Me despierto temprano. Voy a la cocina, me preparo un café y lo acompaño con un pedazo de torta. Pienso que está rica, lleva trozos de nueces y manzana, y ha sido mi desayuno de los últimos días.
Media hora después me meto en la cama a ver algo en Netflix, lo que sea que me llame la atención. Doy con un documental, pero a los pocos minutos mis ojos comienzan a cerrarse. Me gusta dormir Netflix, pero esta vez quiero prestarle atención al documental, así que apago el televisor y cierro los ojos con el firme propósito de quedarme dormido.
Caigo en ese paraje brumoso que comprende los límites entre la vigilia y el sueño, en un estado de duermevela. y algunas imágenes comienzan a aparecer en mi cerebro. No sé si son producto de mi imaginación, micro-sueños o una mezcla de los dos. Como siempre ocurre, mi inconsciente comienza a vomitar información.
Aparezco, con un grupo de amigos a los que no les veo la cara, en la terraza de una plazoleta de comidas. Hay platos y bebidas ya terminados enfrente nuestro, y caigo en cuenta de que no llevo tapabocas.

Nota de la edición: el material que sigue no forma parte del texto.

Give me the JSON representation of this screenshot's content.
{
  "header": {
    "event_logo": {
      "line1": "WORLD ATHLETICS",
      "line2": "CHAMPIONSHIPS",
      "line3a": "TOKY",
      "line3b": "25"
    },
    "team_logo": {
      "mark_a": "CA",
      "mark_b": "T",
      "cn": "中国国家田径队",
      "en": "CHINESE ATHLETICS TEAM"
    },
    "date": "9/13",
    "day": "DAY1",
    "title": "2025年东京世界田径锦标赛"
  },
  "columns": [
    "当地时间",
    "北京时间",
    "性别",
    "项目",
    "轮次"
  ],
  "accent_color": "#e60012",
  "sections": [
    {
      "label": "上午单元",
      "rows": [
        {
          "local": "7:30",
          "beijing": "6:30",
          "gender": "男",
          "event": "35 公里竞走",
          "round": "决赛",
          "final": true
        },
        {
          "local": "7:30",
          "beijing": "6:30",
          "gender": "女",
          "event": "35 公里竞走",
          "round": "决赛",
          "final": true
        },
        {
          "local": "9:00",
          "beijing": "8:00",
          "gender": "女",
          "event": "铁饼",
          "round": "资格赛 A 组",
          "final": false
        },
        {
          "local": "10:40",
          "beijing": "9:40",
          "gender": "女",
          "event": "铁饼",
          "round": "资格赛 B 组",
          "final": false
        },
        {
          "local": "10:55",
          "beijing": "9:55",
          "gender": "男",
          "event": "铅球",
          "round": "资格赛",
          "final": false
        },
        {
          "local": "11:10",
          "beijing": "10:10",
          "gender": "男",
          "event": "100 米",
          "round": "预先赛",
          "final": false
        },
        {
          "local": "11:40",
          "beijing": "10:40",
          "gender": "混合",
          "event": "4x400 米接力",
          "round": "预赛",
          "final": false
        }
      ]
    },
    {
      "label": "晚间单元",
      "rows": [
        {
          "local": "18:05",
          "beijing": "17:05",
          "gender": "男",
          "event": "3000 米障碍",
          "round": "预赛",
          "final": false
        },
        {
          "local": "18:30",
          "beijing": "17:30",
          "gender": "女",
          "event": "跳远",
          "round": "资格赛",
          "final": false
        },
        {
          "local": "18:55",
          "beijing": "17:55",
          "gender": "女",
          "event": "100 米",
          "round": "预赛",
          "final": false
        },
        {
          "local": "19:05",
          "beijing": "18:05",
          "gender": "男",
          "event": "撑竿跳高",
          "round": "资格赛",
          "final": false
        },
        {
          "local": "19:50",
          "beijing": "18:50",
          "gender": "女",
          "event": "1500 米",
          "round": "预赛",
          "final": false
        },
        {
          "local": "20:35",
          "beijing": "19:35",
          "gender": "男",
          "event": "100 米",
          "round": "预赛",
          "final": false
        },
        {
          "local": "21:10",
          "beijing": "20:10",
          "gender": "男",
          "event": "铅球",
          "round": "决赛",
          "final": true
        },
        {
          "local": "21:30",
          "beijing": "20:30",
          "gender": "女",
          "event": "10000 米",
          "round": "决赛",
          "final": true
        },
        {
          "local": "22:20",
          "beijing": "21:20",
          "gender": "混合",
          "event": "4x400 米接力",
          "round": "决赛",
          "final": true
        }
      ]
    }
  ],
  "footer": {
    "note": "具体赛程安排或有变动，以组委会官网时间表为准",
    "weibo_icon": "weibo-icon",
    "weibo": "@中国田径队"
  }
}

Siento angustia y algo de pena con el resto de las personas que están alrededor mío, y les digo que por favor me esperen, pues necesito comprarme uno.

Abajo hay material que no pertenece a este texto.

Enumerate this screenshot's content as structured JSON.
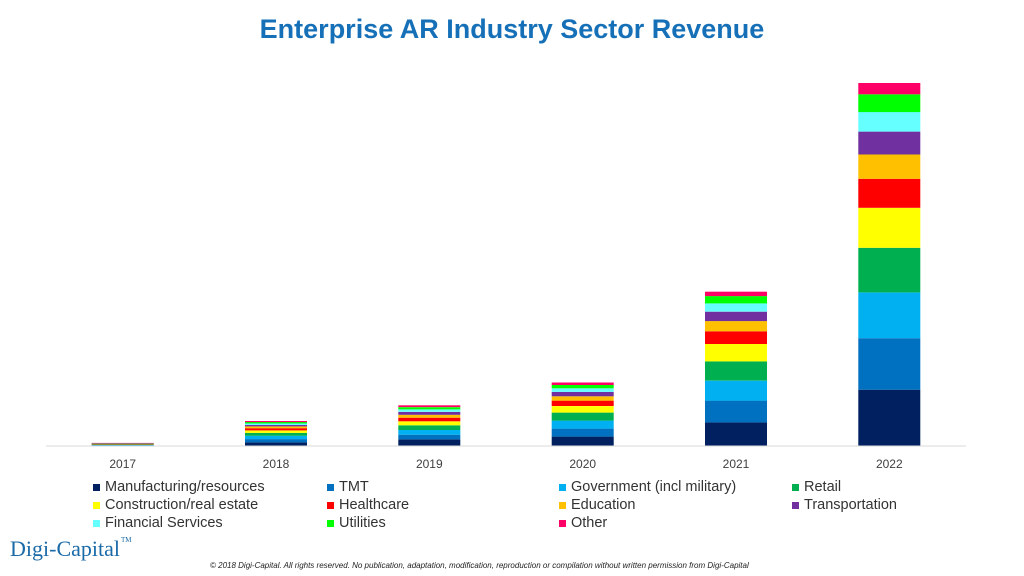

Llego a una tienda, una mezcla entre droguería y supermercado, y le pregunto a uno de los empleados en dónde están los tapabocas. Me da unas indicaciones genéricas: “Al fondo y voltea a la derecha”. Cuando llego al lugar indicado veo unas bolsas blancas en las que, supongo, van empacados los tapabocas. Tomo una y me dirijo a la caja del lugar.
Apenas pago el producto, destapo con ansias lo que compré y adentro viene una bolsa de pan tajado y algo verde, en caucho, parece una esponjilla para lavar.
Siento rabia hacia todo: la pandemia, el supermercado, el empleado que me tomó del pelo, el haber olvidado el tapabocas en la casa, y cuando me voy a devolver para protestar, el sueño se diluye.